The PalMod project aims for a better understanding of how slow feedbacks in the Earth system operate. Using the new insights into Earth system dynamics, PalMod will additionally make projections of the future climate over the next few millennia.
Using the last glacial cycle as example, PalMod will identify and constrain interactions between climate change, ice-sheet response (sea-level), and biogeochemical cycling, all of which ultimately determine the Earth system sensitivity.
The last glacial cycle is ideally suited to test ESMs with respect to their response to forcing (e.g., change in orbital parameters) and their capability to capture the statistics of climate variability on timescales up to multi-millennial.
PalMod is a project envisioned to run over 10 years with shorter funding cycles: four year for the first phase, and three years for the second and third phase. The second phase started 2019 and will end in 2022.
During PalMod Phase II, the development of the comprehensive fully coupled ESMs started during the Phase I will be completed and will be used for transient simulations of the full last glacial cycle planned for PalMod Phase III. This will in include the coupling of the physical system with the biogeochemical system and the parameterization of key processes such as ice shelf-ocean interactions or weathering.

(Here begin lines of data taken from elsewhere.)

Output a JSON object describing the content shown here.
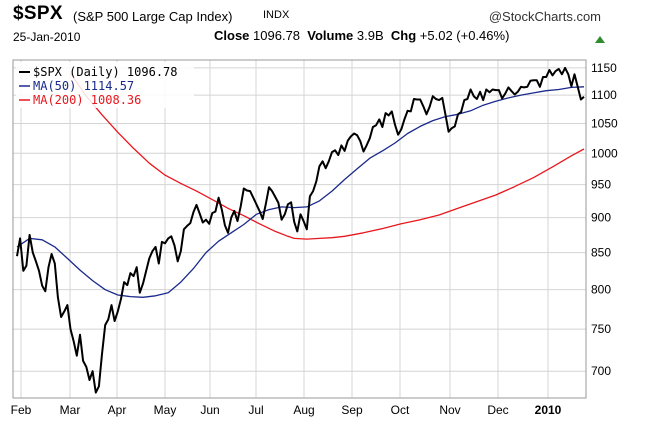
{
  "header": {
    "symbol": "$SPX",
    "description": "(S&P 500 Large Cap Index)",
    "exchange": "INDX",
    "brand": "@StockCharts.com",
    "date": "25-Jan-2010",
    "close_label": "Close",
    "close_value": "1096.78",
    "volume_label": "Volume",
    "volume_value": "3.9B",
    "chg_label": "Chg",
    "chg_value": "+5.02 (+0.46%)",
    "chg_color": "#2e8b2e"
  },
  "chart_data": {
    "type": "line",
    "x_labels": [
      "Feb",
      "Mar",
      "Apr",
      "May",
      "Jun",
      "Jul",
      "Aug",
      "Sep",
      "Oct",
      "Nov",
      "Dec",
      "2010"
    ],
    "y_ticks": [
      700,
      750,
      800,
      850,
      900,
      950,
      1000,
      1050,
      1100,
      1150
    ],
    "ylim": [
      670,
      1165
    ],
    "y_scale": "log",
    "grid": true,
    "legend_position": "top-left",
    "series": [
      {
        "name": "$SPX (Daily) 1096.78",
        "color": "#000000",
        "width": 2,
        "values": [
          [
            0,
            845
          ],
          [
            1,
            870
          ],
          [
            2,
            825
          ],
          [
            3,
            832
          ],
          [
            4,
            875
          ],
          [
            5,
            850
          ],
          [
            6,
            838
          ],
          [
            7,
            825
          ],
          [
            8,
            805
          ],
          [
            9,
            798
          ],
          [
            10,
            830
          ],
          [
            11,
            848
          ],
          [
            12,
            835
          ],
          [
            13,
            790
          ],
          [
            14,
            765
          ],
          [
            15,
            772
          ],
          [
            16,
            780
          ],
          [
            17,
            750
          ],
          [
            18,
            735
          ],
          [
            19,
            718
          ],
          [
            20,
            743
          ],
          [
            21,
            712
          ],
          [
            22,
            705
          ],
          [
            23,
            690
          ],
          [
            24,
            700
          ],
          [
            25,
            676
          ],
          [
            26,
            683
          ],
          [
            27,
            720
          ],
          [
            28,
            755
          ],
          [
            29,
            762
          ],
          [
            30,
            780
          ],
          [
            31,
            760
          ],
          [
            32,
            772
          ],
          [
            33,
            788
          ],
          [
            34,
            810
          ],
          [
            35,
            806
          ],
          [
            36,
            822
          ],
          [
            37,
            818
          ],
          [
            38,
            830
          ],
          [
            39,
            796
          ],
          [
            40,
            808
          ],
          [
            41,
            825
          ],
          [
            42,
            842
          ],
          [
            43,
            852
          ],
          [
            44,
            858
          ],
          [
            45,
            835
          ],
          [
            46,
            865
          ],
          [
            47,
            863
          ],
          [
            48,
            870
          ],
          [
            49,
            873
          ],
          [
            50,
            860
          ],
          [
            51,
            838
          ],
          [
            52,
            852
          ],
          [
            53,
            883
          ],
          [
            54,
            888
          ],
          [
            55,
            892
          ],
          [
            56,
            908
          ],
          [
            57,
            919
          ],
          [
            58,
            906
          ],
          [
            59,
            893
          ],
          [
            60,
            897
          ],
          [
            61,
            891
          ],
          [
            62,
            907
          ],
          [
            63,
            909
          ],
          [
            64,
            930
          ],
          [
            65,
            912
          ],
          [
            66,
            889
          ],
          [
            67,
            878
          ],
          [
            68,
            900
          ],
          [
            69,
            910
          ],
          [
            70,
            895
          ],
          [
            71,
            917
          ],
          [
            72,
            944
          ],
          [
            73,
            941
          ],
          [
            74,
            940
          ],
          [
            75,
            930
          ],
          [
            76,
            920
          ],
          [
            77,
            910
          ],
          [
            78,
            898
          ],
          [
            79,
            921
          ],
          [
            80,
            946
          ],
          [
            81,
            940
          ],
          [
            82,
            931
          ],
          [
            83,
            922
          ],
          [
            84,
            897
          ],
          [
            85,
            905
          ],
          [
            86,
            920
          ],
          [
            87,
            923
          ],
          [
            88,
            894
          ],
          [
            89,
            880
          ],
          [
            90,
            905
          ],
          [
            91,
            895
          ],
          [
            92,
            883
          ],
          [
            93,
            932
          ],
          [
            94,
            940
          ],
          [
            95,
            955
          ],
          [
            96,
            979
          ],
          [
            97,
            987
          ],
          [
            98,
            976
          ],
          [
            99,
            987
          ],
          [
            100,
            1002
          ],
          [
            101,
            1005
          ],
          [
            102,
            997
          ],
          [
            103,
            1013
          ],
          [
            104,
            1004
          ],
          [
            105,
            1021
          ],
          [
            106,
            1028
          ],
          [
            107,
            1033
          ],
          [
            108,
            1030
          ],
          [
            109,
            1020
          ],
          [
            110,
            1003
          ],
          [
            111,
            1013
          ],
          [
            112,
            1025
          ],
          [
            113,
            1044
          ],
          [
            114,
            1047
          ],
          [
            115,
            1057
          ],
          [
            116,
            1044
          ],
          [
            117,
            1068
          ],
          [
            118,
            1064
          ],
          [
            119,
            1071
          ],
          [
            120,
            1048
          ],
          [
            121,
            1031
          ],
          [
            122,
            1040
          ],
          [
            123,
            1057
          ],
          [
            124,
            1072
          ],
          [
            125,
            1071
          ],
          [
            126,
            1093
          ],
          [
            127,
            1092
          ],
          [
            128,
            1092
          ],
          [
            129,
            1080
          ],
          [
            130,
            1066
          ],
          [
            131,
            1079
          ],
          [
            132,
            1098
          ],
          [
            133,
            1093
          ],
          [
            134,
            1091
          ],
          [
            135,
            1095
          ],
          [
            136,
            1066
          ],
          [
            137,
            1036
          ],
          [
            138,
            1042
          ],
          [
            139,
            1045
          ],
          [
            140,
            1066
          ],
          [
            141,
            1070
          ],
          [
            142,
            1091
          ],
          [
            143,
            1093
          ],
          [
            144,
            1110
          ],
          [
            145,
            1098
          ],
          [
            146,
            1093
          ],
          [
            147,
            1106
          ],
          [
            148,
            1091
          ],
          [
            149,
            1110
          ],
          [
            150,
            1105
          ],
          [
            151,
            1110
          ],
          [
            152,
            1109
          ],
          [
            153,
            1109
          ],
          [
            154,
            1094
          ],
          [
            155,
            1103
          ],
          [
            156,
            1114
          ],
          [
            157,
            1107
          ],
          [
            158,
            1101
          ],
          [
            159,
            1106
          ],
          [
            160,
            1115
          ],
          [
            161,
            1114
          ],
          [
            162,
            1115
          ],
          [
            163,
            1126
          ],
          [
            164,
            1127
          ],
          [
            165,
            1127
          ],
          [
            166,
            1115
          ],
          [
            167,
            1133
          ],
          [
            168,
            1133
          ],
          [
            169,
            1146
          ],
          [
            170,
            1136
          ],
          [
            171,
            1144
          ],
          [
            172,
            1148
          ],
          [
            173,
            1138
          ],
          [
            174,
            1150
          ],
          [
            175,
            1138
          ],
          [
            176,
            1116
          ],
          [
            177,
            1138
          ],
          [
            178,
            1115
          ],
          [
            179,
            1092
          ],
          [
            180,
            1097
          ]
        ]
      },
      {
        "name": "MA(50) 1114.57",
        "color": "#1a2a8c",
        "width": 1.3,
        "values": [
          [
            0,
            858
          ],
          [
            4,
            870
          ],
          [
            8,
            868
          ],
          [
            12,
            858
          ],
          [
            16,
            842
          ],
          [
            20,
            826
          ],
          [
            24,
            812
          ],
          [
            28,
            800
          ],
          [
            32,
            793
          ],
          [
            36,
            791
          ],
          [
            40,
            790
          ],
          [
            44,
            792
          ],
          [
            48,
            796
          ],
          [
            52,
            810
          ],
          [
            56,
            828
          ],
          [
            60,
            850
          ],
          [
            64,
            866
          ],
          [
            68,
            878
          ],
          [
            72,
            890
          ],
          [
            76,
            905
          ],
          [
            80,
            912
          ],
          [
            84,
            916
          ],
          [
            88,
            915
          ],
          [
            92,
            916
          ],
          [
            96,
            925
          ],
          [
            100,
            940
          ],
          [
            104,
            958
          ],
          [
            108,
            975
          ],
          [
            112,
            992
          ],
          [
            116,
            1004
          ],
          [
            120,
            1017
          ],
          [
            124,
            1033
          ],
          [
            128,
            1045
          ],
          [
            132,
            1055
          ],
          [
            136,
            1062
          ],
          [
            140,
            1066
          ],
          [
            144,
            1072
          ],
          [
            148,
            1082
          ],
          [
            152,
            1089
          ],
          [
            156,
            1095
          ],
          [
            160,
            1100
          ],
          [
            164,
            1104
          ],
          [
            168,
            1108
          ],
          [
            172,
            1110
          ],
          [
            176,
            1114
          ],
          [
            180,
            1115
          ]
        ]
      },
      {
        "name": "MA(200) 1008.36",
        "color": "#e8171d",
        "width": 1.3,
        "values": [
          [
            17,
            1140
          ],
          [
            22,
            1098
          ],
          [
            27,
            1065
          ],
          [
            32,
            1035
          ],
          [
            37,
            1008
          ],
          [
            42,
            984
          ],
          [
            47,
            965
          ],
          [
            52,
            952
          ],
          [
            57,
            940
          ],
          [
            62,
            927
          ],
          [
            67,
            914
          ],
          [
            72,
            903
          ],
          [
            77,
            891
          ],
          [
            82,
            880
          ],
          [
            86,
            873
          ],
          [
            88,
            870
          ],
          [
            92,
            869
          ],
          [
            96,
            870
          ],
          [
            100,
            871
          ],
          [
            104,
            873
          ],
          [
            110,
            878
          ],
          [
            116,
            884
          ],
          [
            122,
            891
          ],
          [
            128,
            897
          ],
          [
            134,
            904
          ],
          [
            140,
            914
          ],
          [
            146,
            924
          ],
          [
            152,
            934
          ],
          [
            158,
            947
          ],
          [
            164,
            961
          ],
          [
            170,
            978
          ],
          [
            176,
            996
          ],
          [
            180,
            1007
          ]
        ]
      }
    ]
  }
}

The target is to conduct multi-millennial transient integrations of the comprehensive ESMs for three climate periods: the glacial inception, Marine Isotope Stage 3 and deglaciation. The ESMs will contain interactive Northern Hemisphere and Antarctic ice sheets. Simulations will be tested with respect to changes in mean climate and statistics of climate variability. A compilation of homogenized paleo-climatological and paleo-vegetation data for the last 130,000 years will be performed and used for model verification. This will be complemented by high-resolution water isotope/proxy forward modelling.